New school calendar schedules students to return seven days later



For the upcoming school year, Blount County and Oneonta school systems both chose to implement the 180-day school calendar as opposed to the 1080-hour calendar after legislation mandated that schools in the state must pick one or the other.

Oneonta Supt. Scott Coefield said he and Jim Carr, Blount County superintendent, were both patient and waited for the state superintendent to make his recommendation, which was the 180-day calendar.

“The biggest difference is students are not starting until Aug. 20, which is seven days later than when we would have started,” Coefield said.
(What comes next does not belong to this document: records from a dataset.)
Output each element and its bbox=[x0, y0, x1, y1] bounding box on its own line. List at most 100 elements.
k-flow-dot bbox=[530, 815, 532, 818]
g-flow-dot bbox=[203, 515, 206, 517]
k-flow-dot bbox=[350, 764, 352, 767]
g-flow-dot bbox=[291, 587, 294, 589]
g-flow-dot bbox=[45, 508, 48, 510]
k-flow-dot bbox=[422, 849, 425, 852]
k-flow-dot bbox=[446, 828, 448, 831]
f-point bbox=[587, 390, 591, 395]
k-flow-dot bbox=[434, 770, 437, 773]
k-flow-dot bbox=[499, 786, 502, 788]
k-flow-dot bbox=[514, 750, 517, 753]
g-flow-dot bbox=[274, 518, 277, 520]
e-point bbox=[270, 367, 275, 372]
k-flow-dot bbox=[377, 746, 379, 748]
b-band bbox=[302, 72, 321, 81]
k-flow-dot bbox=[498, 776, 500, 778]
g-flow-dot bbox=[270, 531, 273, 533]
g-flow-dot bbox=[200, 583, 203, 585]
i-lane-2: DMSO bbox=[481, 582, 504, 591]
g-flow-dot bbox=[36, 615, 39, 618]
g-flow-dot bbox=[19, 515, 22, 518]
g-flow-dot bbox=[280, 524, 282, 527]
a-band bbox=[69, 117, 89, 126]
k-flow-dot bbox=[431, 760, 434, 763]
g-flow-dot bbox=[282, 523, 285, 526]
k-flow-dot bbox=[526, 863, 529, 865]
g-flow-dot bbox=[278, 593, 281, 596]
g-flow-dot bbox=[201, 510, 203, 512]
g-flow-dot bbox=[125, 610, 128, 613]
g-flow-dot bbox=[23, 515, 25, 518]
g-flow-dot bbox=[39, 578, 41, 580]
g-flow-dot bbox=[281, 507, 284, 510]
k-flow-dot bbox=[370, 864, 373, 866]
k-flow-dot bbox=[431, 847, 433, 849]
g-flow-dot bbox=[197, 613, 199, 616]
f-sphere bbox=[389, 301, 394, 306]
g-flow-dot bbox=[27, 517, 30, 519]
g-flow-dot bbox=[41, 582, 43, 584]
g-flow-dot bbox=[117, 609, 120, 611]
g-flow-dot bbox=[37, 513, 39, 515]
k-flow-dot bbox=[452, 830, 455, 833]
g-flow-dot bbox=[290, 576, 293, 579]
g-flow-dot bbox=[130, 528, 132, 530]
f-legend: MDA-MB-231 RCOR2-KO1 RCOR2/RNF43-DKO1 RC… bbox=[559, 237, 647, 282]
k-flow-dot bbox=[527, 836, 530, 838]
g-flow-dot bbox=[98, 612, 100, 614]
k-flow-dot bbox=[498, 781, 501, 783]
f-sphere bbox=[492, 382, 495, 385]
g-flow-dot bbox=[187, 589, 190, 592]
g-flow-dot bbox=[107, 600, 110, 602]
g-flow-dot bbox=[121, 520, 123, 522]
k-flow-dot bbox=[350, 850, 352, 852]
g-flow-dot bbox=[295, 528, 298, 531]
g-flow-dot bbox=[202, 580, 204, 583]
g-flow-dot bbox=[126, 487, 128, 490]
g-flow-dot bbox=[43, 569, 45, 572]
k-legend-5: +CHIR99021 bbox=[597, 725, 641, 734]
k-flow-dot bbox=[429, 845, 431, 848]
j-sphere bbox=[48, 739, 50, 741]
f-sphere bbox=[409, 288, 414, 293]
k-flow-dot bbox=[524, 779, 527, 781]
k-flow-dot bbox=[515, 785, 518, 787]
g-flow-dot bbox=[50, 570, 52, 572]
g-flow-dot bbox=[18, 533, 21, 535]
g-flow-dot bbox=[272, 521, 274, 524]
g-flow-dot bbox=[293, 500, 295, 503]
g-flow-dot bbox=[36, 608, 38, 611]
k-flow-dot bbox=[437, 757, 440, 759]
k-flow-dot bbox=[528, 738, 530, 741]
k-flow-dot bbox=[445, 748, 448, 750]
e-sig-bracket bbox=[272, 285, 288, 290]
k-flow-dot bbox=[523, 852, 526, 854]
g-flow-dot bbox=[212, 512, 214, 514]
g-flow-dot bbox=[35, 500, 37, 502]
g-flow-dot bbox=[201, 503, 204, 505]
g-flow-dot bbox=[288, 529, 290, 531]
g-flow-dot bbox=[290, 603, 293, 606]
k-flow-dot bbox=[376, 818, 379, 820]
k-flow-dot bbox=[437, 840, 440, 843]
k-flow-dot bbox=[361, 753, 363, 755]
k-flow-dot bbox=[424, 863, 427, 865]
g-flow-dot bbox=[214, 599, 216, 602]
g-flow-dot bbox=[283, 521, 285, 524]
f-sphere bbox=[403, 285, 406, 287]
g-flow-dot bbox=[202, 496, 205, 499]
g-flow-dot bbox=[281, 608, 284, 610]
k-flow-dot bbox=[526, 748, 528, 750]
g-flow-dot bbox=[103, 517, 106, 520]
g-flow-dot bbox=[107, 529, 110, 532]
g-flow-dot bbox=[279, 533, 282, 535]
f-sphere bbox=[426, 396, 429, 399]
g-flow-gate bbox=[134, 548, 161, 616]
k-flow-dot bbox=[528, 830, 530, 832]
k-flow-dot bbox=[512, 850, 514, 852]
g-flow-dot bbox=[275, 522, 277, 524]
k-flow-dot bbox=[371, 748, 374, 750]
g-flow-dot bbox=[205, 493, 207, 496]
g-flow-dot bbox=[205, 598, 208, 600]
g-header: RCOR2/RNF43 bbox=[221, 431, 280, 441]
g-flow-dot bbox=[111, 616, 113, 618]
The law also states school must be dismissed before Memorial Day. “We basically had to fill in those seven days; therefore, Christmas break became shorter and weather days were cut out.”

Both new school calendars only offer one weather day, Feb. 18.

“We have eliminated all but one weather day,” Carr said. “It looks like now the only option we will have will be to go on Saturdays if we miss a day.”

Coefield said days could be taken away from spring break, but he was opposed to that because of planned family vacations during that time.

“A lot of parents already have plans for spring break, so I think we would really disrupt

See CALENDAR, pg A3 vacations,” Coefield said. “I think it is easier and more simple if you are iced out on Tuesday to just make it up that next Saturday.”

Both superintendents say they would prefer for the state not to have a say on how their calendar is scheduled.

“I don’t like us being told, but at the same time, I’m not up-in-arms about it,” Coefield said.

According to both superintendents, the calendar change has been at the request of the tourism industry.

“I feel like the calendar should be left up to the local school board to decide what’s best for the school district,” Carr said. “The parameters have been drawn by the state Legislature in lieu of tourism, and I think we’ve created some issues here that we’ll probably have to deal with as the year comes up.”

According to Carr, he has been told scheduling the new calendar in the mandated way will bring more tourism revenue.

“The project said that about 11 million dollars will be gained each week that they extend the season on the coast,” Carr said.

After this year, the Legislature will recap how much money was gained and study other performance numbers from the new calendar and will then discuss if the calendar will become long term or not, according to Carr and Coefield.